Repayment would come from developers, some of which would otherwise be paid as property taxes.
"(I'm) very pleased that this is finally coming forward; this means block 9 project is going forward as well," Mayor Tim Mahoney said.
The city struck a deal with the developers, the Kilbourne Group and RDO, in May 2016 and several deadlines have slipped. But developers said earlier this month they would break ground on the 18-story tower and adjacent 379-stall parking ramp by U.S. Bank in late August or early September.
The Kilbourne Group, which specializes in building downtown, is owned by Gov. Doug Burgum, though he no longer has day-to-day control of the company.
Perhaps because of the past delays, City Commissioner Tony Grindberg wondered what the city would risk if developers ended up not building the high-rise at all.
City Attorney Erik Johnson said the city's deal with developers allow the city to take ownership of the ramp and use parking revenues to repay the bond holders.
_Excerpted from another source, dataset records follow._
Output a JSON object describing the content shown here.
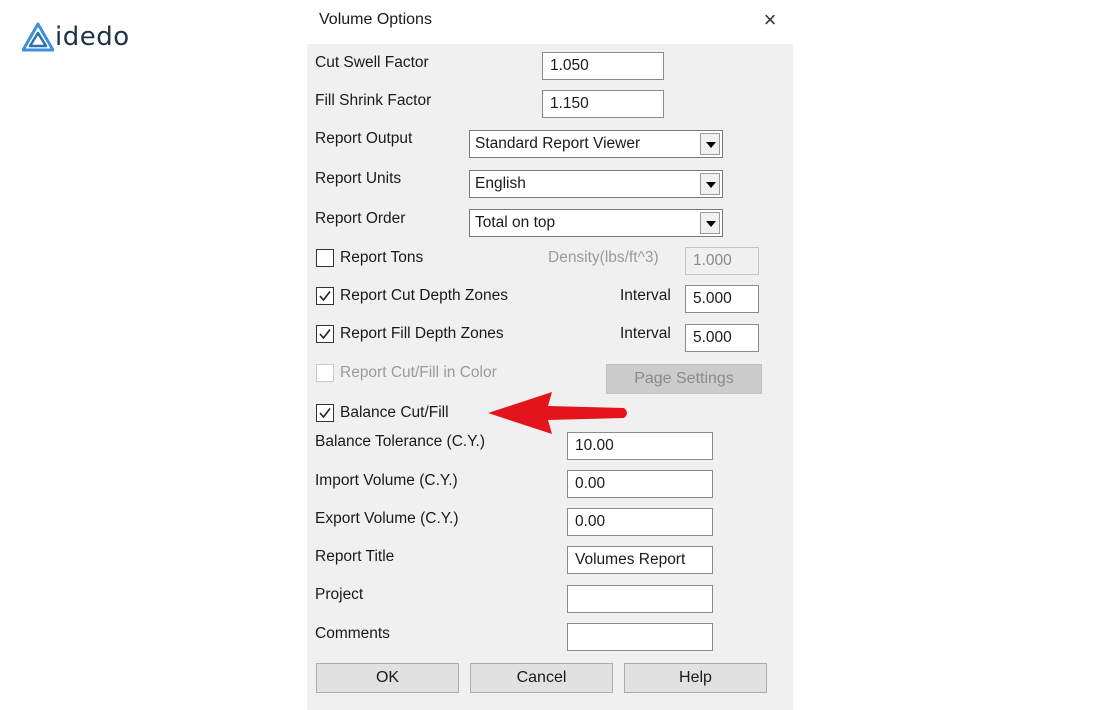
{
  "logo": {
    "text": "idedo",
    "mark": "A-logo-icon"
  },
  "dialog": {
    "title": "Volume Options",
    "close_icon": "×",
    "fields": {
      "cut_swell_factor": {
        "label": "Cut Swell Factor",
        "value": "1.050"
      },
      "fill_shrink_factor": {
        "label": "Fill Shrink Factor",
        "value": "1.150"
      },
      "report_output": {
        "label": "Report Output",
        "value": "Standard Report Viewer"
      },
      "report_units": {
        "label": "Report Units",
        "value": "English"
      },
      "report_order": {
        "label": "Report Order",
        "value": "Total on top"
      },
      "report_tons": {
        "label": "Report Tons",
        "checked": false
      },
      "density": {
        "label": "Density(lbs/ft^3)",
        "value": "1.000"
      },
      "report_cut_depth_zones": {
        "label": "Report Cut Depth Zones",
        "checked": true
      },
      "cut_interval": {
        "label": "Interval",
        "value": "5.000"
      },
      "report_fill_depth_zones": {
        "label": "Report Fill Depth Zones",
        "checked": true
      },
      "fill_interval": {
        "label": "Interval",
        "value": "5.000"
      },
      "report_cut_fill_color": {
        "label": "Report Cut/Fill in Color",
        "checked": false
      },
      "page_settings": {
        "label": "Page Settings"
      },
      "balance_cut_fill": {
        "label": "Balance Cut/Fill",
        "checked": true
      },
      "balance_tolerance": {
        "label": "Balance Tolerance (C.Y.)",
        "value": "10.00"
      },
      "import_volume": {
        "label": "Import Volume (C.Y.)",
        "value": "0.00"
      },
      "export_volume": {
        "label": "Export Volume (C.Y.)",
        "value": "0.00"
      },
      "report_title": {
        "label": "Report Title",
        "value": "Volumes Report"
      },
      "project": {
        "label": "Project",
        "value": ""
      },
      "comments": {
        "label": "Comments",
        "value": ""
      }
    },
    "buttons": {
      "ok": "OK",
      "cancel": "Cancel",
      "help": "Help"
    }
  },
  "annotation": {
    "arrow_color": "#e3141b"
  }
}
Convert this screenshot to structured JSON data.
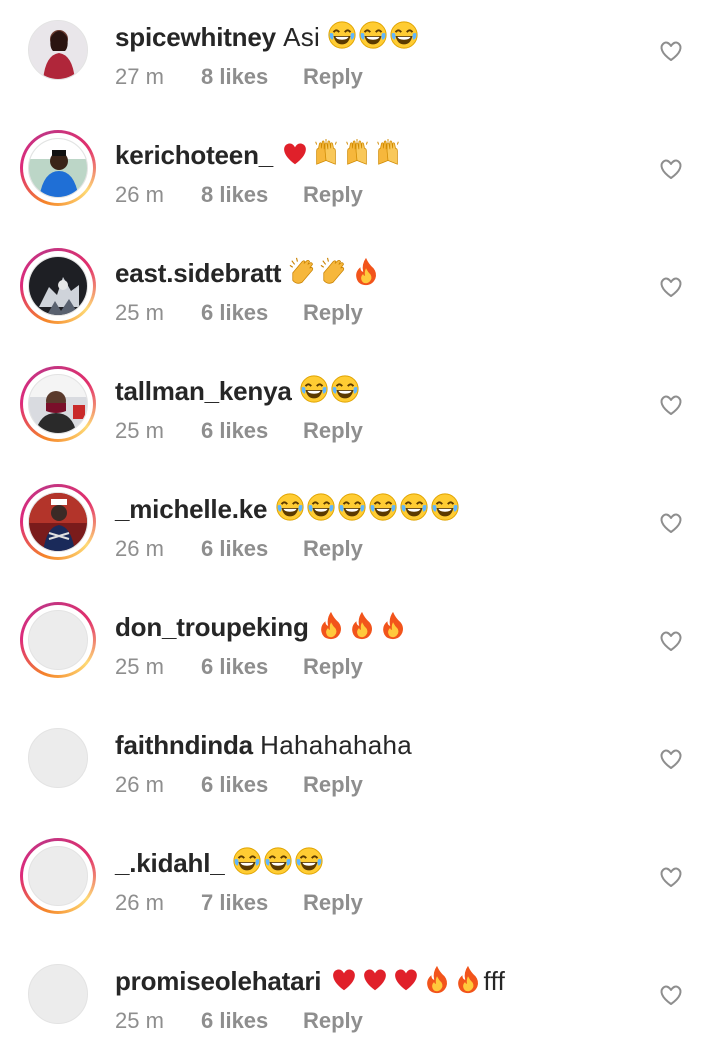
{
  "comments": [
    {
      "username": "spicewhitney",
      "text": "Asi",
      "emojis": [
        "laugh",
        "laugh",
        "laugh"
      ],
      "time": "27 m",
      "likes": "8 likes",
      "reply": "Reply",
      "ring": false,
      "avatar": "photo-woman-red"
    },
    {
      "username": "kerichoteen_",
      "text": "",
      "emojis": [
        "heart",
        "hands",
        "hands",
        "hands"
      ],
      "time": "26 m",
      "likes": "8 likes",
      "reply": "Reply",
      "ring": true,
      "avatar": "photo-man-blue"
    },
    {
      "username": "east.sidebratt",
      "text": "",
      "emojis": [
        "clap",
        "clap",
        "fire"
      ],
      "time": "25 m",
      "likes": "6 likes",
      "reply": "Reply",
      "ring": true,
      "avatar": "photo-dark-art"
    },
    {
      "username": "tallman_kenya",
      "text": "",
      "emojis": [
        "laugh",
        "laugh"
      ],
      "time": "25 m",
      "likes": "6 likes",
      "reply": "Reply",
      "ring": true,
      "avatar": "photo-man-masked"
    },
    {
      "username": "_michelle.ke",
      "text": "",
      "emojis": [
        "laugh",
        "laugh",
        "laugh",
        "laugh",
        "laugh",
        "laugh"
      ],
      "time": "26 m",
      "likes": "6 likes",
      "reply": "Reply",
      "ring": true,
      "avatar": "photo-red-room"
    },
    {
      "username": "don_troupeking",
      "text": "",
      "emojis": [
        "fire",
        "fire",
        "fire"
      ],
      "time": "25 m",
      "likes": "6 likes",
      "reply": "Reply",
      "ring": true,
      "avatar": "empty"
    },
    {
      "username": "faithndinda",
      "text": "Hahahahaha",
      "emojis": [],
      "time": "26 m",
      "likes": "6 likes",
      "reply": "Reply",
      "ring": false,
      "avatar": "empty"
    },
    {
      "username": "_.kidahl_",
      "text": "",
      "emojis": [
        "laugh",
        "laugh",
        "laugh"
      ],
      "time": "26 m",
      "likes": "7 likes",
      "reply": "Reply",
      "ring": true,
      "avatar": "empty"
    },
    {
      "username": "promiseolehatari",
      "text": "fff",
      "emojis": [
        "heart",
        "heart",
        "heart",
        "fire",
        "fire"
      ],
      "time": "25 m",
      "likes": "6 likes",
      "reply": "Reply",
      "ring": false,
      "avatar": "empty",
      "text_after_emojis": true
    }
  ],
  "colors": {
    "text": "#262626",
    "meta": "#8e8e8e",
    "heart_outline": "#8e8e8e"
  }
}
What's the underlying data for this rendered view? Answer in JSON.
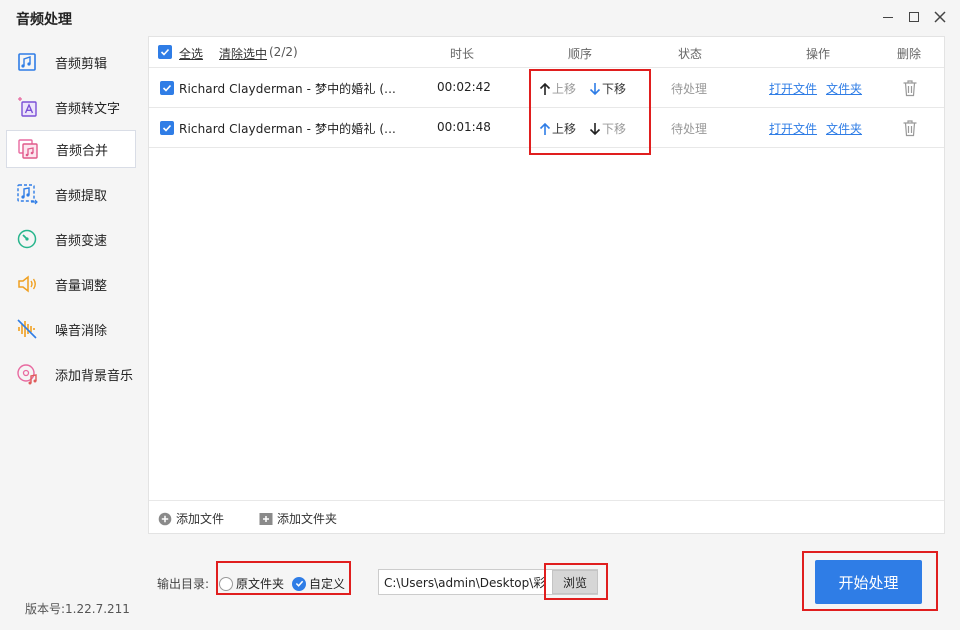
{
  "window": {
    "title": "音频处理",
    "controls": [
      "minimize-icon",
      "maximize-icon",
      "close-icon"
    ]
  },
  "sidebar": {
    "items": [
      {
        "label": "音频剪辑",
        "icon": "audio-cut-icon",
        "active": false
      },
      {
        "label": "音频转文字",
        "icon": "audio-to-text-icon",
        "active": false
      },
      {
        "label": "音频合并",
        "icon": "audio-merge-icon",
        "active": true
      },
      {
        "label": "音频提取",
        "icon": "audio-extract-icon",
        "active": false
      },
      {
        "label": "音频变速",
        "icon": "audio-speed-icon",
        "active": false
      },
      {
        "label": "音量调整",
        "icon": "volume-icon",
        "active": false
      },
      {
        "label": "噪音消除",
        "icon": "noise-removal-icon",
        "active": false
      },
      {
        "label": "添加背景音乐",
        "icon": "background-music-icon",
        "active": false
      }
    ],
    "version": "版本号:1.22.7.211"
  },
  "table": {
    "select_all": "全选",
    "clear_selected": "清除选中",
    "selected_count": "(2/2)",
    "headers": {
      "duration": "时长",
      "order": "顺序",
      "status": "状态",
      "actions": "操作",
      "delete": "删除"
    },
    "rows": [
      {
        "checked": true,
        "name": "Richard Clayderman - 梦中的婚礼 (...",
        "duration": "00:02:42",
        "move_up": "上移",
        "move_up_enabled": false,
        "move_down": "下移",
        "move_down_enabled": true,
        "status": "待处理",
        "open_file": "打开文件",
        "folder": "文件夹"
      },
      {
        "checked": true,
        "name": "Richard Clayderman - 梦中的婚礼 (...",
        "duration": "00:01:48",
        "move_up": "上移",
        "move_up_enabled": true,
        "move_down": "下移",
        "move_down_enabled": false,
        "status": "待处理",
        "open_file": "打开文件",
        "folder": "文件夹"
      }
    ],
    "add_file": "添加文件",
    "add_folder": "添加文件夹"
  },
  "output": {
    "label": "输出目录:",
    "option_original": "原文件夹",
    "option_custom": "自定义",
    "selected": "自定义",
    "path": "C:\\Users\\admin\\Desktop\\彩",
    "browse": "浏览"
  },
  "start_button": "开始处理",
  "colors": {
    "accent": "#2f7de6",
    "highlight": "#e01e1e",
    "muted": "#999999"
  }
}
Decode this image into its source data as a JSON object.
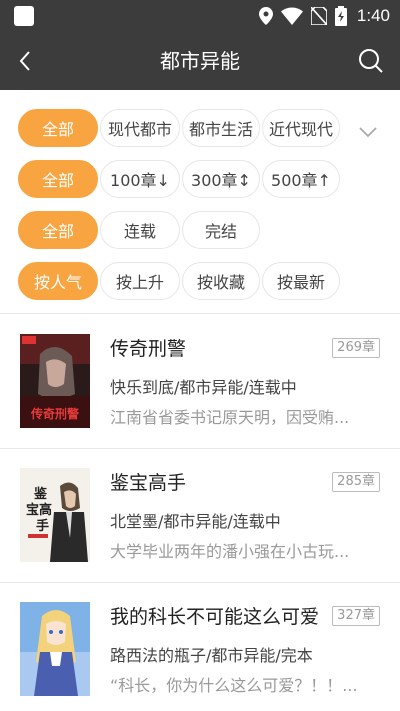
{
  "status_bar": {
    "time": "1:40"
  },
  "header": {
    "title": "都市异能"
  },
  "filters": {
    "categories": [
      "全部",
      "现代都市",
      "都市生活",
      "近代现代"
    ],
    "lengths": [
      "全部",
      "100章↓",
      "300章↕",
      "500章↑"
    ],
    "status": [
      "全部",
      "连载",
      "完结"
    ],
    "sort": [
      "按人气",
      "按上升",
      "按收藏",
      "按最新"
    ]
  },
  "books": [
    {
      "title": "传奇刑警",
      "chapters": "269章",
      "meta": "快乐到底/都市异能/连载中",
      "desc": "江南省省委书记原天明，因受贿...",
      "cover_text": "传奇刑警"
    },
    {
      "title": "鉴宝高手",
      "chapters": "285章",
      "meta": "北堂墨/都市异能/连载中",
      "desc": "大学毕业两年的潘小强在小古玩...",
      "cover_text": "鉴宝高手"
    },
    {
      "title": "我的科长不可能这么可爱",
      "chapters": "327章",
      "meta": "路西法的瓶子/都市异能/完本",
      "desc": "“科长，你为什么这么可爱？！！...",
      "cover_text": ""
    }
  ],
  "colors": {
    "accent": "#f7a441",
    "header_bg": "#3c3c3c"
  }
}
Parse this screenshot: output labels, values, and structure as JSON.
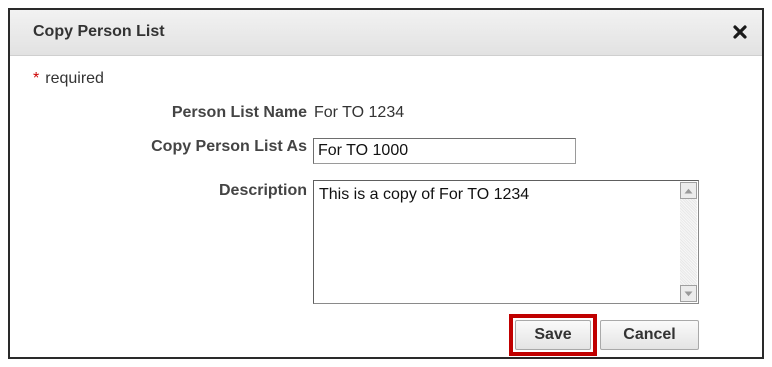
{
  "dialog": {
    "title": "Copy Person List",
    "close_icon": "close-x-icon"
  },
  "form": {
    "required_marker": "*",
    "required_note": "required",
    "person_list_name_label": "Person List Name",
    "person_list_name_value": "For TO 1234",
    "copy_as_label": "Copy Person List As",
    "copy_as_value": "For TO 1000",
    "description_label": "Description",
    "description_value": "This is a copy of For TO 1234"
  },
  "buttons": {
    "save_label": "Save",
    "cancel_label": "Cancel"
  },
  "colors": {
    "highlight": "#c00000",
    "required_asterisk": "#cc0000"
  }
}
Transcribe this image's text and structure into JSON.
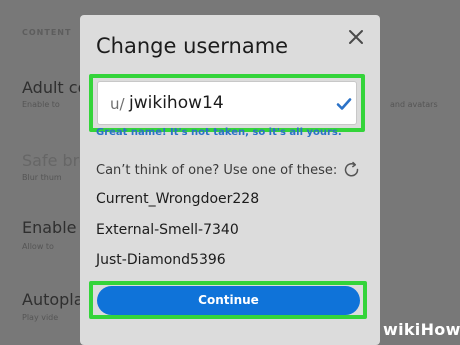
{
  "background": {
    "section_label": "CONTENT",
    "items": [
      {
        "label": "Adult co",
        "sub": "Enable to",
        "right_sub": "and avatars"
      },
      {
        "label": "Safe bro",
        "sub": "Blur thum",
        "right_sub": ""
      },
      {
        "label": "Enable",
        "sub": "Allow to",
        "right_sub": ""
      },
      {
        "label": "Autopla",
        "sub": "Play vide",
        "right_sub": ""
      }
    ]
  },
  "modal": {
    "title": "Change username",
    "close_icon": "close-icon",
    "username": {
      "prefix": "u/",
      "value": "jwikihow14",
      "status_icon": "checkmark-icon"
    },
    "hint": "Great name! It's not taken, so it's all yours.",
    "suggestions_label": "Can’t think of one? Use one of these:",
    "refresh_icon": "refresh-icon",
    "suggestions": [
      "Current_Wrongdoer228",
      "External-Smell-7340",
      "Just-Diamond5396"
    ],
    "continue_label": "Continue"
  },
  "colors": {
    "highlight": "#34d43a",
    "accent": "#0f73d9",
    "hint": "#2b72c7",
    "modal_bg": "#dcdcdc"
  },
  "watermark": "wikiHow"
}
Terri Heaton, a senior vice president at Springstead, which helps the city issue bonds, said there would be no risk to the city's credit rating so long as bond holders are repaid fully.
City commissioners voted 4-1 with Commissioner Tony Gehrig dissenting because he disagrees with the city providing tax breaks to developers. He said homeowners don't get such a good deal.
Commissioner John Strand said the city already agreed to do this in May 2016 when city leaders had a chance to debate the merits of tax breaks. Issuing the bonds now is simply honoring that commitment, he said.
Jim Gilmour, the city's economic development chief, estimated the total value of the tax breaks at $16 million over 25 years. City leaders earlier approved the incentives in hopes of increasing the value of the properties, which are now parking lots that pay little in the way of property taxes.
According to Heaton, the city's aim is to raise $15 million for the parking ramp, including skyway connection to nearby buildings and a public plaza. But because the bond is not like a typical city bond, which are tax exempt and tied to a tax levy, the borrowing costs are higher. Bonds for private projects aren't tax exempt, increasing the interest rate. And the payback will come from parking revenue not taxes, which are seen as more of a sure thing.
For example, Heaton said, a $1.2 million reserve is needed to make the bonds "marketable" and the city will need the services of an underwriter.
The land that the parking ramp will be built on now belongs to the city, but it'll be turned over to developers for construction, and then revert back to the city after construction. The city will then sell the entire project to developers who have promised to pay $1.1 million a year, according to Heaton. Another $100,000 a year will come from a tax-increment financing, or TIF, district, which essentially uses property taxes the developer would otherwise pay into city coffers to pay for development of the land.